Не шелохнувшись, он лежит на тонком покрывале возле двери. Под плащом вместо знакомой черной мантии поблескивают нагрудные доспехи, а предплечья затянуты щитками на ремнях. Его глаза закрыты, но как только Айри пытается отстегнуть пластину, из-под которой сочится кровь, Данталион перехватывает ее запястье:
— Не трать на меня время.
— Просто помолчите и дайте перевязать, — огрызается Айри, освобождая руку.
Подвинув миску с водой, она осторожно промывает рану. И тяжело вздыхает, когда Данталион стискивает зубы.
— Потерпите, — ее извиняющийся шепот еле слышен.
Их лица ближе, чем требует ситуация, но Данталион не спешит отворачиваться.
— Займись другими.
— Нет, — она упрямо поджимает губы.
От двусмысленности фраз мне становится неловко, словно я вторглась в личное пространство. Я возвращаюсь в коридор, где не утихает суета.

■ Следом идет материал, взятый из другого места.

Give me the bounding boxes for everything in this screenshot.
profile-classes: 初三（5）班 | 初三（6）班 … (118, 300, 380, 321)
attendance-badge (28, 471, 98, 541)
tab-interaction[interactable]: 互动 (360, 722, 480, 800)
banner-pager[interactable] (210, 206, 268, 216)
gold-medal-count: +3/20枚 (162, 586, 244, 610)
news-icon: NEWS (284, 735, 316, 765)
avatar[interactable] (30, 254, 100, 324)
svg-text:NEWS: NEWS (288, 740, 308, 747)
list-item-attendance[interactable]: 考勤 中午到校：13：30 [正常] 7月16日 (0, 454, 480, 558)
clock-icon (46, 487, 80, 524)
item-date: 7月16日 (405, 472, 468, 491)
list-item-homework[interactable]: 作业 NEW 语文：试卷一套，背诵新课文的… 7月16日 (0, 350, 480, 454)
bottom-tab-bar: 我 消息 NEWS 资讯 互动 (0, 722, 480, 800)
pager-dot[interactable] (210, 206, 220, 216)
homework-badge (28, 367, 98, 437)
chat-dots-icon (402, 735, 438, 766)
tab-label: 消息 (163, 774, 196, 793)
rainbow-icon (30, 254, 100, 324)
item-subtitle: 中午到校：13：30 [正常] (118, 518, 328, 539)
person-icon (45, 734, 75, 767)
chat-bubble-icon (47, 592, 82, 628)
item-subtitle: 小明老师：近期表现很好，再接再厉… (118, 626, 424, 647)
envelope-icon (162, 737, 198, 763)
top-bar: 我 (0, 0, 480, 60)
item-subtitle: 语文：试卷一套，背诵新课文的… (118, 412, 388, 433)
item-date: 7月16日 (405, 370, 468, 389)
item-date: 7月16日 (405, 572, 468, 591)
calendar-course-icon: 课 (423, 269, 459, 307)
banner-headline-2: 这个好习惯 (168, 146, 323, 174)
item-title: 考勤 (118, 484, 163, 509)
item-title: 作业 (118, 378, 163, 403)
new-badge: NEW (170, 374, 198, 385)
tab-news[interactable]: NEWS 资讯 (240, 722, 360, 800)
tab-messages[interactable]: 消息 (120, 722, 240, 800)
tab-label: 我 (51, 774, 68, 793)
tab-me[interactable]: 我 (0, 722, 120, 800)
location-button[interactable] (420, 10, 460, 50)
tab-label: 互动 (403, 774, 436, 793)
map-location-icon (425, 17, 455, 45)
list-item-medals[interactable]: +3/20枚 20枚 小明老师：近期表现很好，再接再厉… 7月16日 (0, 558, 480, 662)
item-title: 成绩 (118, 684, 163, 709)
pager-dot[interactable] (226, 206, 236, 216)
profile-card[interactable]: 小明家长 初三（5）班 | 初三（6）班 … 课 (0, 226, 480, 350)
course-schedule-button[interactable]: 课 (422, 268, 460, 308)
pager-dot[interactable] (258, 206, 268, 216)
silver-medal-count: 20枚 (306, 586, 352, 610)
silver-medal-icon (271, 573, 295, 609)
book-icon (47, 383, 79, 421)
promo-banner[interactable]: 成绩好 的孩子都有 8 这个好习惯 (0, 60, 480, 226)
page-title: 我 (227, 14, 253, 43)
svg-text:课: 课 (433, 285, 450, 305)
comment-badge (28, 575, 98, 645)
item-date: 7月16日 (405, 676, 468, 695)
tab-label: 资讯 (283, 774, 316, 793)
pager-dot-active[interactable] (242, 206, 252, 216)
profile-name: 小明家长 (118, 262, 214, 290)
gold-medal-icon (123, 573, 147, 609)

Ангелы из небесного легиона приносят новых раненых; кто-то приходит сам и, получив первую помощь, возвращается к дозорным.
Ромуил выглядит лучше. Дыхание выровнялось, нет дрожи в пальцах, а щеки медленно розовеют.
— Не спорь, — Лэм кружит возле Теониса со смоченной в отваре губкой. — У тебя ожоги по всей спине. И под крылом порез.
— Заживет.
— Когда? Через сутки? — она чуть ли не силой усаживает его рядом с отцом и принимается обрабатывать раны. — С тобой никакого ангельского терпения не хватит!
Теонис улыбается:
— Тебе хватает.
Лэм снова краснеет.
Я порываюсь отойти к лестнице, но в дверях сталкиваюсь с Визарием. Величественным шагом он проходит через коридор, ободряя и раздавая напутствия.
— Хвала Создателю, мы выстояли.
В его высокопарном «мы» звучит гордыня. Визарий вряд ли принимал участие в защите замка — на белоснежной одежде нет ни капли крови. Нет ее и у двух вооруженных стражей, идущих следом. Интересно, с каких пор архангелу требуется охрана? Он настолько обеспокоен возможностью нового нападения? Или это инициатива самих воинов?
— Эй, Визарий.
Услышав знакомый голос, я вздрагиваю. Люцифер… здесь?
— У меня послание, — он неспешно приближается от входа с мечом Израэля в руках.
Покачивает им, играясь, касается острием пола, волочит за собой. От царапающего звука хочется заткнуть уши. Визжащий скрип заглушает стоны раненых — взгляды окружающих прикованы к Люциферу.
Ухмыльнувшись, он останавливается перед Визарием и кидает меч ему под ноги:
— Ваша ангельская шестерка мертва.
От наглости архангел на мгновение теряется, но быстро приходит в себя.